A veces uno rezongaba un poco, pero
nuestras rebeldías no duraban. Creíamos en un Dios infinitamente bueno, pero
creíamos también que éramos absolutamente in-merecedores de su bondad. Había
que luchar sin cesar para hacernos dignos de ella.
Nada era nunca ni demasiado bello
ni demasiado grande para nuestro Dios. Por eso le construíamos iglesias en
todas las esquinas. Y le entregábamos nuestra vida sin vacilar. Llenábamos
seminarios y conventos, comprometiéndonos con fervor a una vida de austeridad,
de oración, de don de nosotros mismos.
Nos sentíamos afortunados,
privilegiados, por haber conocido este camino de salvación que nos había sido
revelado y que permanecía oculto para otras naciones… y suspirábamos por la
hora en que todos los pueblos que sobre la tierra “yacían en las tinieblas y en
las sombras de la muerte” tendrían la gran suerte de compartir nuestro tesoro.
Cuando todavía estábamos en la
etapa de la sobrevivencia, esta visión de la vida era a la vez dura y
reconfortante. Conocíamos las reglas. Sabíamos a qué atenernos. Éramos los
herederos de las alegrías del cielo a condición de que nos invirtiéramos, que
aceptáramos la realidad que nos aplastaba y la enfrentáramos con resignación y
coraje. Todo el que cuestionaba esta manera de ver las cosas era malo.
Luego muy suavemente emergió la
razón. El desarrollo de la industria y de la ciencia, el crecimiento de las
ciudades y los cambios sociales nos hicieron comprender que había otras formas
de ver, de hacer, de pensar.
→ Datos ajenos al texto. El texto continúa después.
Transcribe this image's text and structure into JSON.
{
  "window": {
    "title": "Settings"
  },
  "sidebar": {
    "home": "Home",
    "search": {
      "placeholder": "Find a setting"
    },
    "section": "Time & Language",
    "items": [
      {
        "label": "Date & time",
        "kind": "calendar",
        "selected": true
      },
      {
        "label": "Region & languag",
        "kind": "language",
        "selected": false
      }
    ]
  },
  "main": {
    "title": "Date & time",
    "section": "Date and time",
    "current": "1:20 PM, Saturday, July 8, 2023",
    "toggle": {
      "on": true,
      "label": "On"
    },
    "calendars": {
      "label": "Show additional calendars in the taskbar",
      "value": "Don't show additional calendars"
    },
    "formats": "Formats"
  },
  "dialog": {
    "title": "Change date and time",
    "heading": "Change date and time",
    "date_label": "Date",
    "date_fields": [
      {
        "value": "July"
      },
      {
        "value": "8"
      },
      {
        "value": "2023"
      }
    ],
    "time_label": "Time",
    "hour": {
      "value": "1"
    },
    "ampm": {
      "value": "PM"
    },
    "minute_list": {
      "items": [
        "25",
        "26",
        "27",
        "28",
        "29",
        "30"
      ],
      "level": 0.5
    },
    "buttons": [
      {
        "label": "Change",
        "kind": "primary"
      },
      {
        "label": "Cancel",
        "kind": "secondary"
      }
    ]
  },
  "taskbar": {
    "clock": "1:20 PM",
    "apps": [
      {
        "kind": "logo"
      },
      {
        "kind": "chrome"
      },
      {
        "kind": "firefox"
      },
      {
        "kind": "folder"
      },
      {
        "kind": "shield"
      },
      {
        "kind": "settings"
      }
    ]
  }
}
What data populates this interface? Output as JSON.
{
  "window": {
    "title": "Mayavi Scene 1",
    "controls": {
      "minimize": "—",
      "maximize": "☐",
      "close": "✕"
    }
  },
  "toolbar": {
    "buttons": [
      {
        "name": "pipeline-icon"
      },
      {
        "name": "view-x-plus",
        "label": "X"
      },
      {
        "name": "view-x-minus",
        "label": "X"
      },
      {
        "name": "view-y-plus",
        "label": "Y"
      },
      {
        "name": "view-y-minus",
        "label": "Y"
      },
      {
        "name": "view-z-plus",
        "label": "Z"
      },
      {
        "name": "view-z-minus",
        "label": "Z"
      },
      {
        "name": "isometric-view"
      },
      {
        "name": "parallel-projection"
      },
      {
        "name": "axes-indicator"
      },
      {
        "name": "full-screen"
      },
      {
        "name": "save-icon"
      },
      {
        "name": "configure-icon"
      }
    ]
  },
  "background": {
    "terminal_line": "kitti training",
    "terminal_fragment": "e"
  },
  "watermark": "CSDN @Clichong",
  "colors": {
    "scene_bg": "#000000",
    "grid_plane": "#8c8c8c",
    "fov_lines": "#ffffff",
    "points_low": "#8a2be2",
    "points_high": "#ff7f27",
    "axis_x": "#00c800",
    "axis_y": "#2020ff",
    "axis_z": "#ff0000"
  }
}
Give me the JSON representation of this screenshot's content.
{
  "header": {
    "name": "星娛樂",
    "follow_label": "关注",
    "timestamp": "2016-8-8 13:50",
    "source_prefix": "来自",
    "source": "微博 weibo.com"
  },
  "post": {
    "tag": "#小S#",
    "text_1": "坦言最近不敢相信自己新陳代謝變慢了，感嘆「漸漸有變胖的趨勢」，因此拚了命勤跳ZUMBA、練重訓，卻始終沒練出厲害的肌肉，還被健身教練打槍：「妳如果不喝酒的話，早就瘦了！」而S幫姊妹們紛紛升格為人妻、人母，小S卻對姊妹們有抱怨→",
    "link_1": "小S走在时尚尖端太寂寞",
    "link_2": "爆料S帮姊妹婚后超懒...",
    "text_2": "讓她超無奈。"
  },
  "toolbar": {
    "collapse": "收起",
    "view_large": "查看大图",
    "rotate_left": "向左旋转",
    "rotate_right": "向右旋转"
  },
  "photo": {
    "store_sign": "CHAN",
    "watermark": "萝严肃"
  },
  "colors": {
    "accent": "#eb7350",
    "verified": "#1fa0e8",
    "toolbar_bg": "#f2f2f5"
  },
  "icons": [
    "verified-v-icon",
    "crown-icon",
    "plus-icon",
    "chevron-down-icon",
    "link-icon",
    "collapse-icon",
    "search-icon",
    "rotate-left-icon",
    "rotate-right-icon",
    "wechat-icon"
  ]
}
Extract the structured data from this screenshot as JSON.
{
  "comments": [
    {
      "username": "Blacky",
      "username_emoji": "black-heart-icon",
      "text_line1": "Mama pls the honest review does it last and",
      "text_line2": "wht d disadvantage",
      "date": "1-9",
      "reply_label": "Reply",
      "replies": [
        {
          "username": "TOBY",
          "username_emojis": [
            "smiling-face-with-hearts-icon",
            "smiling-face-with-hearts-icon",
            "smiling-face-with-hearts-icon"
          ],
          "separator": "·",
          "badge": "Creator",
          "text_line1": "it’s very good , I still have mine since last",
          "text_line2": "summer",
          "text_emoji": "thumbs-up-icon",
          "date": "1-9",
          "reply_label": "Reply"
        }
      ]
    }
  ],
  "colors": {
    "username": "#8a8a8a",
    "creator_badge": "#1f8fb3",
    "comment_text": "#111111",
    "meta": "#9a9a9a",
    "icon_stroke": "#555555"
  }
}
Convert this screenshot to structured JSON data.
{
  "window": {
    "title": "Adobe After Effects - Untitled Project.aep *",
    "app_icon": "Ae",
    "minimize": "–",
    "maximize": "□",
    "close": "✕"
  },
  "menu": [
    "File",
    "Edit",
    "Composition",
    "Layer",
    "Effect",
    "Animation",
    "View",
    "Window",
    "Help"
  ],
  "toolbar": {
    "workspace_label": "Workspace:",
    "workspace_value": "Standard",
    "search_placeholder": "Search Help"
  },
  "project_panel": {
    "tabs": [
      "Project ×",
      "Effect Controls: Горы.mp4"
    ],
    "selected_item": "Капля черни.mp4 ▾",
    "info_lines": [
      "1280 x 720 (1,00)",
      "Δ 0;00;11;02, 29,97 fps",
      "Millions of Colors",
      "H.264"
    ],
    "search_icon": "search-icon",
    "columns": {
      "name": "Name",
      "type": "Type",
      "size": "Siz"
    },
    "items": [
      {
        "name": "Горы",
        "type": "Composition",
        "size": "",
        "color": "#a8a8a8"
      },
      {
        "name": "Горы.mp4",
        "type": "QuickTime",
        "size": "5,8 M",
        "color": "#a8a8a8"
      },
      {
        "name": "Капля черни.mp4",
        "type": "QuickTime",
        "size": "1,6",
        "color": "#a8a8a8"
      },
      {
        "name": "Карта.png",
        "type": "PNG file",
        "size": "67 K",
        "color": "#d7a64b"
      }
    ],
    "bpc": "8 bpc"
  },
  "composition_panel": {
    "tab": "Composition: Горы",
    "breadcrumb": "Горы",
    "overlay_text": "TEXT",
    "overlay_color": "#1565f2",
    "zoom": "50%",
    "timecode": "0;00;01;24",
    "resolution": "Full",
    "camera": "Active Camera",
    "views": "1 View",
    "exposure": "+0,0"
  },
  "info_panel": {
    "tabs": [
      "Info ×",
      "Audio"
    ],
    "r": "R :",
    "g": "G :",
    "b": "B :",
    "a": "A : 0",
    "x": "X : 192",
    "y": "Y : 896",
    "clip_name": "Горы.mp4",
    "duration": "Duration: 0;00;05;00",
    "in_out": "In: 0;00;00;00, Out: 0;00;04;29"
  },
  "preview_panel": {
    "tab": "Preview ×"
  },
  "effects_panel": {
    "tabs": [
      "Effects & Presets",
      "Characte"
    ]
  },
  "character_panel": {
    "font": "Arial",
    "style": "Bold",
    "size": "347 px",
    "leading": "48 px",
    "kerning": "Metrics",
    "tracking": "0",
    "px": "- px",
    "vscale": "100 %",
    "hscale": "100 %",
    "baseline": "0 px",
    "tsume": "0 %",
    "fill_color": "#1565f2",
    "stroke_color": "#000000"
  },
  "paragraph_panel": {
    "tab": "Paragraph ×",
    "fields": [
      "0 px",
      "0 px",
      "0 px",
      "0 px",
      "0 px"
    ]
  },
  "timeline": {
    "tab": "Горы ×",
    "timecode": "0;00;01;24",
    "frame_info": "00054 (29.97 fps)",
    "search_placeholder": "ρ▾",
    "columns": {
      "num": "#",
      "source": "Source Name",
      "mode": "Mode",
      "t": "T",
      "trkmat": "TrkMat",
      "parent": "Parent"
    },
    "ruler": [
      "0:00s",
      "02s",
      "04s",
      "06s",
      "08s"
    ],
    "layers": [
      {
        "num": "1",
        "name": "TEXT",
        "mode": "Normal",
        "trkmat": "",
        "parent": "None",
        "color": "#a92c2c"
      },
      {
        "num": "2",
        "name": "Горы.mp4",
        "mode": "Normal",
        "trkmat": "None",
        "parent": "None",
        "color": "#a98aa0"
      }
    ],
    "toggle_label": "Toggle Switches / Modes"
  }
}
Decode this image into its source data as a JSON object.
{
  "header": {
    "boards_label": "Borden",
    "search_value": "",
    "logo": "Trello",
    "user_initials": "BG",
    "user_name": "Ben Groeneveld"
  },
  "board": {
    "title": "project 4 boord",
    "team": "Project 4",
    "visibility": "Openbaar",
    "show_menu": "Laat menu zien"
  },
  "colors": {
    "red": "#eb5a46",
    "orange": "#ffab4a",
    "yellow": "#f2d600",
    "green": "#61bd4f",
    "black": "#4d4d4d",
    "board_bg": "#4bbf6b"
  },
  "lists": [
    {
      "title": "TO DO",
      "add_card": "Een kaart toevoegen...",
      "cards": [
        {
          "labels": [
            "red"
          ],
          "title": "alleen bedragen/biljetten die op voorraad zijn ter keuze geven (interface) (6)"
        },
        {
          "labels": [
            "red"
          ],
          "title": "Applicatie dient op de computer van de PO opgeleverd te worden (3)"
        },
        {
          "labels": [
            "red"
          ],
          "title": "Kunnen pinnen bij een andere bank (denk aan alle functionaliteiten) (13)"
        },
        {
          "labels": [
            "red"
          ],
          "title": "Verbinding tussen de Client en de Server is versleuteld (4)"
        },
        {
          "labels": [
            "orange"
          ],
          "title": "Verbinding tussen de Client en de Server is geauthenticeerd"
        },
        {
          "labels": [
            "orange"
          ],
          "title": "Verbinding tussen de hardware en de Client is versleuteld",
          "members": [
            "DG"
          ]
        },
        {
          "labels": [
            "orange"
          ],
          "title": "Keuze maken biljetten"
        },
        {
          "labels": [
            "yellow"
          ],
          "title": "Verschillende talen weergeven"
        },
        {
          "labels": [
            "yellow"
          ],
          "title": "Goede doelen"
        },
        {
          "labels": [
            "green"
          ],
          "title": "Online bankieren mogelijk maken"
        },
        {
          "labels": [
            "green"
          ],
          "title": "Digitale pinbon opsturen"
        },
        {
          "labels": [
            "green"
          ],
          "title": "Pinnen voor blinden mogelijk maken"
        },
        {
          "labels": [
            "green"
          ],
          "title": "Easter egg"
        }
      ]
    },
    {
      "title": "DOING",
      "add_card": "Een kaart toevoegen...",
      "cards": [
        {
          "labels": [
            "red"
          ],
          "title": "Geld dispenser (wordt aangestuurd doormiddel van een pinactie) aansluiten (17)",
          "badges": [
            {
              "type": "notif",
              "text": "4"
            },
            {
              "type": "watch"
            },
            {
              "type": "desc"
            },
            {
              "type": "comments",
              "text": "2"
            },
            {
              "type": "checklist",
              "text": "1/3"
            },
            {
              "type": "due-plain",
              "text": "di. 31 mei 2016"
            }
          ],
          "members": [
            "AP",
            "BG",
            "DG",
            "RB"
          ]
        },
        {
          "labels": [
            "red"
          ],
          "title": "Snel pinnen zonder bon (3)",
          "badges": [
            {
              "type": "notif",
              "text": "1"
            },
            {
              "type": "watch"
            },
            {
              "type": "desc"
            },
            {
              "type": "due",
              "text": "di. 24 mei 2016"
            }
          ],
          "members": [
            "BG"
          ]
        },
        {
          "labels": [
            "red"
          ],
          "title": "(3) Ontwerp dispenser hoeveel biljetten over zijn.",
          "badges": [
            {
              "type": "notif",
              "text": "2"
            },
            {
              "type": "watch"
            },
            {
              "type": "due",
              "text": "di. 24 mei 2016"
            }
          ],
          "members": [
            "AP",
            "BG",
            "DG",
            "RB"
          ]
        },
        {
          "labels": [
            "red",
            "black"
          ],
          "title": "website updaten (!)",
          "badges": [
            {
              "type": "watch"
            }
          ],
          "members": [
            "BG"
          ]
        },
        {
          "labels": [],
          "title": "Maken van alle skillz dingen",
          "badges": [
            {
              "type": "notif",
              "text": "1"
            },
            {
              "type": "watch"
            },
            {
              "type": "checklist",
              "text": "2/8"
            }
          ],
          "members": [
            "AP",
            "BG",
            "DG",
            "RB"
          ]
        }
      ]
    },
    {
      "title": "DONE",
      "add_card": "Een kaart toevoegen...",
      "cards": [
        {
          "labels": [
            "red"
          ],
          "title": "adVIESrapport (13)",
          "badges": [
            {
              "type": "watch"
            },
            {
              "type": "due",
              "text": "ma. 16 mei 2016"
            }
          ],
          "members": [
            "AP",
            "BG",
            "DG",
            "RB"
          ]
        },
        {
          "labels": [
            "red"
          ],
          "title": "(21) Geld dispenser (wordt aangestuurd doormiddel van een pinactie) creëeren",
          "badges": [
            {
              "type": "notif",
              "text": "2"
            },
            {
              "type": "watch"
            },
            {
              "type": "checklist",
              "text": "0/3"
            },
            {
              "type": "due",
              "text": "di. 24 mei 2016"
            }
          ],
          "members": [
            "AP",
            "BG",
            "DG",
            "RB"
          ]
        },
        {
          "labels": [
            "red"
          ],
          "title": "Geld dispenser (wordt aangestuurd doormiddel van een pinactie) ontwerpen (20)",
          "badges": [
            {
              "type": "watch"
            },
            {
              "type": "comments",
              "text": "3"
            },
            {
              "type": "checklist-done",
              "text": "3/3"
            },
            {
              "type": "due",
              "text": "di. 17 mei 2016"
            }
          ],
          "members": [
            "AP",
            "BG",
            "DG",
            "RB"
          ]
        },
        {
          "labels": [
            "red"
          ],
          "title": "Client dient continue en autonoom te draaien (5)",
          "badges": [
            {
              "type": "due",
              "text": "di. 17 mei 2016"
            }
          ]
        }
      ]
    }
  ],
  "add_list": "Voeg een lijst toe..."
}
Que de alguna manera uno podía ser dueño de su
destino, dueño de forjarlo, de construirlo. Que existía tal vez alguna forma de
liberarse de esa vida ardua que nos ataba a la tierra y nos condenaba a aceptar
duras obligaciones.
Nos abrimos entonces a otra manera
de mirar. ¿Solo era el hombre un impotente, un malvado, un culpable, un
instrumento del destino, un juguete en las manos de un Dios infinitamente
exigente e incluso vengativo...?
Descubrimos que éramos simplemente
ignorantes. Entonces nos pusimos a la tarea de comprender, luego de explicar y
finalmente de conciliarlo todo. A la religión y a Dios o nos libramos de ellos
o los hicimos más razonables, más comprensivos y más humanos.
De repente redescubrimos a Jesús
como un ser humano y al mismo tiempo empezamos a responsabilizarnos por nuestro
destino. Las luces de la razón y de la ciencia, que habíamos más o menos
despreciado, se habían convertido en nuestra salvación.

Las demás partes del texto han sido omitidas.